Factorise \[{x^4} - 5{x^2} + 4 < 0\]

Answer 1

Hint: Firstly try to simplify the given higher degree equation into a smaller degree equation. Then depending upon the degree of the equation, try to factorize it into as many factors as possible. Based on the factors obtained, deduce the interval in which the value of the given variable lies.

Complete step-by-step answer:
We are given with the inequality \[{x^4} - 5{x^2} + 4 < 0\]
This can be rewritten as \[{\left( {{x^2}} \right)^2} - 5{x^2} + 4 < 0\]
This becomes a quadratic equation in terms of \[{x^2}\].
We know that any quadratic equation in the variable \[x\] is of the form \[a{x^2} + bx + c = 0\] .
Therefore using the quadratic formula to find the values of roots we get
\[x = \dfrac{{ - b \pm \sqrt {{b^2} - 4ac} }}{{2a}}\]
Here in this question we have the inequality \[{x^4} - 5{x^2} + 4 < 0\] which is a quadratic in terms of \[{x^2}\].
Therefore using the quadratic formula to find the values of roots we get
\[{x^2} = \dfrac{{ - b \pm \sqrt {{b^2} - 4ac} }}{{2a}}\]
Here \[a = 1\,,\,b = 5\,,\,c = 4\]
Hence we get \[{x^2} = \dfrac{{ - ( - 5) \pm \sqrt {{{( - 5)}^2} - 4(1)(4)} }}{{2(1)}}\]
On doing the calculations in the root part we get
\[{x^2} = \dfrac{{5 \pm \sqrt {25 - 16} }}{2}\]
\[{x^2} = \dfrac{{5 \pm 3}}{2}\]
Therefore we get \[{x^2} = 4,1\]
Hence the inequality \[{x^4} - 5{x^2} + 4 < 0\] can be written as \[\left( {{x^2} - 1} \right)\left( {{x^2} - 4} \right) < 0\]
Using the identity \[\left( {a + b} \right)\left( {a - b} \right) = {a^2} - {b^2}\] we get
So, the correct answer is “\[\left( {x - 1} \right)\left( {x + 1} \right)\left( {x - 2} \right)\left( {x + 2} \right) < 0\]”.

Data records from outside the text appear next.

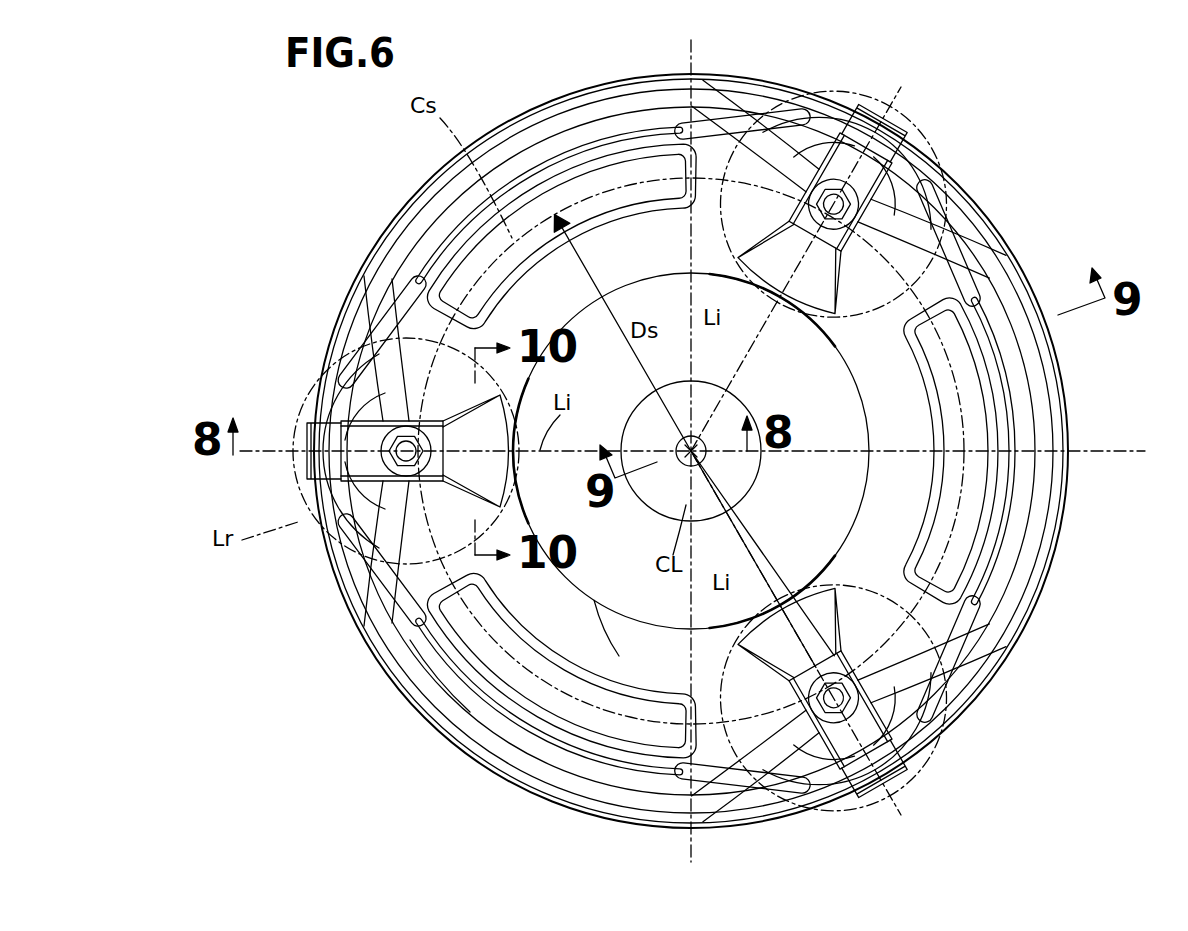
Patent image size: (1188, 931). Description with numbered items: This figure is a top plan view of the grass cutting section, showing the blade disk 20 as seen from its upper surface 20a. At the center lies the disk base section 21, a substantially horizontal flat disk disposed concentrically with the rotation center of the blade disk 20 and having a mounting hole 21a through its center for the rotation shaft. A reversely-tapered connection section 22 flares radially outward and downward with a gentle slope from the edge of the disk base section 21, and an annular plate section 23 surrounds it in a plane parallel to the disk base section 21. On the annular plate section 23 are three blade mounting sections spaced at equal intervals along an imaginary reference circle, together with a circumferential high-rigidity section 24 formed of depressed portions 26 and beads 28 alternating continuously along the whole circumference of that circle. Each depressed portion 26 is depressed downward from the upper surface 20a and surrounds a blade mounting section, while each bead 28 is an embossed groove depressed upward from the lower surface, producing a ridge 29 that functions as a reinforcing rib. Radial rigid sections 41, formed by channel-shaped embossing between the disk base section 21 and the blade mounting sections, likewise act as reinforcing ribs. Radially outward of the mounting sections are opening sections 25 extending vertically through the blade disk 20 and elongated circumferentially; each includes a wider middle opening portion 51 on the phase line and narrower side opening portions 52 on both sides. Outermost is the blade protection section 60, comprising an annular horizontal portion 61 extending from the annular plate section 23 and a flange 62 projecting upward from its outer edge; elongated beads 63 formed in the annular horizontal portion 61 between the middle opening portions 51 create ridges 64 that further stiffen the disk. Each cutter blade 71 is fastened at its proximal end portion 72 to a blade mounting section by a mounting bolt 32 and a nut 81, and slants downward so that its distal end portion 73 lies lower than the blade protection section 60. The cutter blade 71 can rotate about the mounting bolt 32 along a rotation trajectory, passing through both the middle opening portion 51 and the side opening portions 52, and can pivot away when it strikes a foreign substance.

The blade disk 20 is at (630, 72).
The upper surface 20a is at (648, 150).
The disk base section 21 is at (748, 478).
The mounting hole 21a is at (676, 466).
The reversely-tapered connection section 22 is at (862, 417).
The annular plate section 23 is at (567, 707).
The circumferential high-rigidity section 24 is at (462, 658).
The opening section 25 is at (378, 413).
The depressed portion 26 is at (372, 345).
The bead 28 is at (704, 450).
The ridge 29 is at (565, 190).
The mounting bolt 32 is at (395, 525).
The radial rigid section 41 is at (520, 468).
The middle opening portion 51 is at (358, 430).
The side opening portion 52 is at (412, 295).
The blade protection section 60 is at (1137, 537).
The annular horizontal portion 61 is at (1012, 540).
The flange 62 is at (1048, 572).
The elongated bead 63 is at (705, 451).
The ridge 64 is at (425, 225).
The cutter blade 71 is at (352, 472).
The proximal end portion 72 is at (418, 622).
The distal end portion 73 is at (310, 475).
The nut 81 is at (395, 443).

Note: Factorization or factoring is defined as the breaking or decomposition of an entity (for example a number, a matrix, or a polynomial) into a product of another entity, or factors, which when multiplied together gives the original number. In the factorization method, we reduce any algebraic or quadratic equation into its simpler form, where the equations are represented as the product of factors instead of expanding the brackets.